Sadly, his spectral protectors could not save him from frostbite: ‘I was fairly certain that I was getting frostbite and there was nothing I could do about it. At the time it didn’t worry me unduly, it’s happened to a lot of people at altitude, and it’s a risk you take. At first, you don’t know because things just go numb. You can only be sure that it’s frostbite when you look. The skin initially goes a pale, yellowy-white colour, and develops a slightly waxy texture. Then it gradually goes rather delicate shades of mauve. Delightful, isn’t it? You could see an exact demarcation between what had frozen and what had not. In my case it was both my heels and most of the toes on my left foot.’

Still, Venables survived the night and recollects the next morning with glee. ‘As soon as it was light, I was on Cloud Nine. I was alive, another day had come, there was no storm. I’d climbed Everest and I was going down to join the others. It was a glorious moment.’ He resumed his descent to Camp Two and was soon reunited with Anderson and Webster: ‘It was wonderful. They said they just heard this croak and saw me, sliding down towards them, covered in snow, looking like some kind of drunken tramp. Ed, bless him, gave me the half-frozen trickle of fruit juice left in his water bottle.’

And yet, the men’s ordeal was far from over. An often fatal effect of high altitude exhaustion is extreme lethargy, coupled with apathy or even the illusion that everything is fine. ‘You know it’s wrong and you know it’s dangerous. You know you’re breaking the rules but you find excuses. We got down to the South Col and we were so desperate to be horizontal and to sleep, that we just persuaded ourselves to stay here until morning. I knew I was very weak. But there was a feeling in the back of my mind of, Well, I’ll get down eventually. It took me about an hour to pack away my sleeping bag. The simplest actions seemed to require terrible effort. Things like putting on your boots seemed to take forever.

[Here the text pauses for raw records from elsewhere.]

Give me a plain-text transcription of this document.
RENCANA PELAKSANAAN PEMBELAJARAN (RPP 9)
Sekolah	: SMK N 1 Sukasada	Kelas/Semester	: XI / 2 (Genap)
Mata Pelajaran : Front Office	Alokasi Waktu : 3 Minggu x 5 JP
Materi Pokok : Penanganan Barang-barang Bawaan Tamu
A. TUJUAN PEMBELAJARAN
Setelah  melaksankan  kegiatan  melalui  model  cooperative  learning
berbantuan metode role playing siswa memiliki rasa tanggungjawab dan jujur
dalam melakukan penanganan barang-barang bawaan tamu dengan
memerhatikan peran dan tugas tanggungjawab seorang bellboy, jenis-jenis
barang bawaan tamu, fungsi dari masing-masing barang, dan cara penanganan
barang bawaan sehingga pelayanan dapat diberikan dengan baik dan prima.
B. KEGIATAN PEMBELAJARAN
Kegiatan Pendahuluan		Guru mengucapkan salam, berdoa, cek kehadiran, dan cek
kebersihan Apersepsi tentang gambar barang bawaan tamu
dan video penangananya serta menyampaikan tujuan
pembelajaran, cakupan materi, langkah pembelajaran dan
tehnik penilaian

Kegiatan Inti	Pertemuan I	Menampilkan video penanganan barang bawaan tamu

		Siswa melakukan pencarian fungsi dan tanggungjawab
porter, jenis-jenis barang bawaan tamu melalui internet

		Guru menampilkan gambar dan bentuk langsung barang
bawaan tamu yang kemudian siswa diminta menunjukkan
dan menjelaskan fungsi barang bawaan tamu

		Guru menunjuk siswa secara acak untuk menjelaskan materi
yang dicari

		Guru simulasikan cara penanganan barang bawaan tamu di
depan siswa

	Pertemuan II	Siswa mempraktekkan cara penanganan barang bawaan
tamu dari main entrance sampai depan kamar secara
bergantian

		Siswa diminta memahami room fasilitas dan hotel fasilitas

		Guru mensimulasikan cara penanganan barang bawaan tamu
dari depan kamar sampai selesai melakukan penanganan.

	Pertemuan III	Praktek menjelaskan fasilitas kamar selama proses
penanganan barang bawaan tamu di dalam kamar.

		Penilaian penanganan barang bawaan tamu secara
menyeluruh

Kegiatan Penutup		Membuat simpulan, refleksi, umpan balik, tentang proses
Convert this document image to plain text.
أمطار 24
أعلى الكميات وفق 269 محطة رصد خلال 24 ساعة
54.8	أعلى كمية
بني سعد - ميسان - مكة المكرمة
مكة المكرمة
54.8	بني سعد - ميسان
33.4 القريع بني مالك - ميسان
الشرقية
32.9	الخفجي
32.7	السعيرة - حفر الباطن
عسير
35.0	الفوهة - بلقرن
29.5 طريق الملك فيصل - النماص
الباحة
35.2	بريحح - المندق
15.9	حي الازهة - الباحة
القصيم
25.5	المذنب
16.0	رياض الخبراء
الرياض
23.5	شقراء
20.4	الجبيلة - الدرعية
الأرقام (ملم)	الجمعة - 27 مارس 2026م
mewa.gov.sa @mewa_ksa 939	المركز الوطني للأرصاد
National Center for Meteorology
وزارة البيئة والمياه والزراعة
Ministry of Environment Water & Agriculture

Everything is just too much.’

Planning to leave at dawn, they could not rouse themselves till late afternoon. Then bad weather forced them back again. Out of food, drink and fuel, they were now in a pitiful state. Turning to Venables next morning, Ed Webster rasped: ‘You gotta get down today, or you’re gonna die! And you won’t be able to enjoy being famous.’ In an agony of weariness, they left the camp. Venables found it the hardest: ‘I packed my rucksack and the others set off. I thought, I’ll just sit here, I’ll come eventually. In fact it took me another hour before I pulled myself together. Then I had an awful moment of panic because I was just crouched in the snow with my rucksack on my back. All I had to do was stand up and start down. I tried to stand up and nothing happened. I tried again. Nothing happened. But I finally made ten paces before I sat down again, then another ten paces, and I thought, Thank God, I am going to make it.’

On May 17, Venables, Webster and Anderson finally reached their advance base camp, joyfully welcomed by a support team who’d feared they were dead. An unpleasant smell from Venables’ boot ‘was making it obvious there was a lot of rotten flesh in there.’ Back in England, he had three toes amputated in Bath Hospital on August 2. Before the operation, however, there was a reunion with the girlfriend he’d not seen for four months. Her first sight was of Venables with his foot up on a kitchen table, safely away from the sniffing dogs: ‘There was this black, rotting stump,’ he grins. ‘She was nearly sick on the spot. It had never occurred to me that this could be in any way upsetting.’